После всего услышанного Бетанкур совсем расстроился — на глазах его показались слёзы. Этот указ унизил его больше, чем отставка. Ведь в нём говорилось, что настоящая жизнь учебного заведения началась только после перестройки его герцогом Вюртембергским. Из документа следовало, что всё сделанное в институте ставилось в заслугу одному человеку — Александру-Фридриху. Это он построил новые корпуса, пригласил преподавателей из Европы, а потом подготовил и своих, ввёл новые образовательные программы и стандарты. Все лавры за многолетнюю, поистине титаническую работу достались ему — «преобразователю».
Когда лакей на серебряном подносе принёс в хрустальной вазочке взбитые сливки к чаю, Бетанкур трясущейся рукой никак не мог в неё попасть. Ничего не добившись, он положил маленькую ложечку обратно на белоснежную скатерть. Николай Осипович заметил, что по щеке генерала прокатилась слеза.

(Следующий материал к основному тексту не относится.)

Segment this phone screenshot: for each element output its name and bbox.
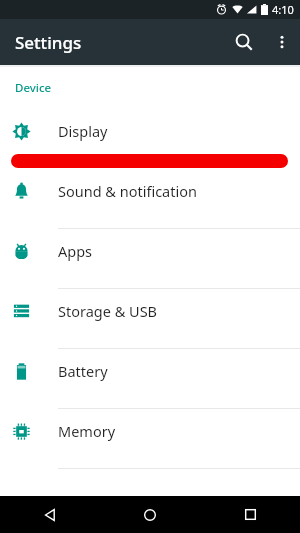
button[interactable]: More options xyxy=(264,24,300,60)
button[interactable]: Apps xyxy=(0,229,300,273)
button[interactable]: Memory xyxy=(0,409,300,453)
staticText: Device xyxy=(15,80,52,96)
staticText: Display xyxy=(58,121,108,141)
button[interactable]: Recents xyxy=(200,496,300,533)
staticText: Settings xyxy=(15,31,82,54)
button[interactable]: Battery xyxy=(0,349,300,393)
staticText: Memory xyxy=(58,421,116,441)
button[interactable]: Home xyxy=(100,496,200,533)
staticText: Storage & USB xyxy=(58,301,158,321)
staticText: Sound & notification xyxy=(58,181,197,201)
button[interactable]: Back xyxy=(0,496,100,533)
button[interactable]: Display xyxy=(0,109,300,153)
staticText: Apps xyxy=(58,241,93,261)
staticText: 4:10 xyxy=(272,2,294,17)
button[interactable]: Sound & notification xyxy=(0,169,300,213)
staticText: Battery xyxy=(58,361,108,381)
button[interactable]: Search xyxy=(224,22,264,62)
button[interactable]: Storage & USB xyxy=(0,289,300,333)
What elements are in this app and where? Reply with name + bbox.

Однако Бетанкур быстро проглотил застрявшую в горле досаду и взял себя в руки.
Через полчаса после ухода Крафта Августину Августовичу сделалось плохо. Не помогла и горькая можжевеловая водка — её Бетанкур по совету нижегородского лекаря принимал перед обедом и ужином каждый день. Послали за доктором Рейнгольдом, но тот оказался в отъезде. Пришлось воспользоваться услугами малоизвестного немецкого врача Шмидта, недавно прибывшего в Санкт-Петербург, но уже успевшего помочь профессору Базену.
Осмотрев больного, доктор посоветовал принимать в малых количествах хинную соль в виде порошка и раствора, а также слабительные пилюли. Но и это не помогало. С каждым днём Бетанкуру становилось всё хуже и хуже. Через три дня наступил пароксизм лихорадки. Появилась испарина. Затем в один из вечеров отнялись ноги, и Августин Августович не смог самостоятельно передвигаться даже по квартире.
Семья окружила больного самой нежной заботой. Дочки заранее предупреждали малейшее желание отца. Сын Альфонсо приходил редко (он был на казарменном положении в гвардейском императорском полку), но и он при малейшей возможности стремился попасть домой. Кухарки под наблюдением Анны готовили для Бетанкура отвар из риса: его доктор также порекомендовал принимать больному.
Наконец наступило утро понедельника 14 июля. Лицо в этот день у Бетанкура было жёлтосерого цвета и с более глубокими, чем обычно, морщинами, залёгшими по углам рта. Обычно мутные во время болезни, глаза смотрели в потолок строго, сердито и страдальчески. Последнее, что видел Бетанкур, лёжа на низкой постели, — изображение святого Франциска, стоящее на тумбочке вверх ногами.
Это была старинная испанская традиция: только так можно было повлиять на святого, чтобы он сотворил чудо и исцелил больного. Наверное, Августин Августович не был суеверным и хотел было попросить жену перевернуть образ, но говорить ему было уже трудно. Он захрипел, а потом, протянув руку вперед, закашлялся, и тут всё его тело пронзили сильные судороги, рука задрожала и скрючилась, а затем безжизненно упала на кровать. Агония кончилась.
Жизнь великого человека оборвалась, но душа, как казалось Анне Джордейн, была ещё в теле. Женщина упала на его маленькую, уже стариковскую грудь и тихо заплакала. Аделина, Матильда и только что ворвавшийся в спальню Альфонсо обступили тело отца: лицо его было значительным, как у настоящего испанского гранда, однако глаза не блестели, а скорее казались истлевшими.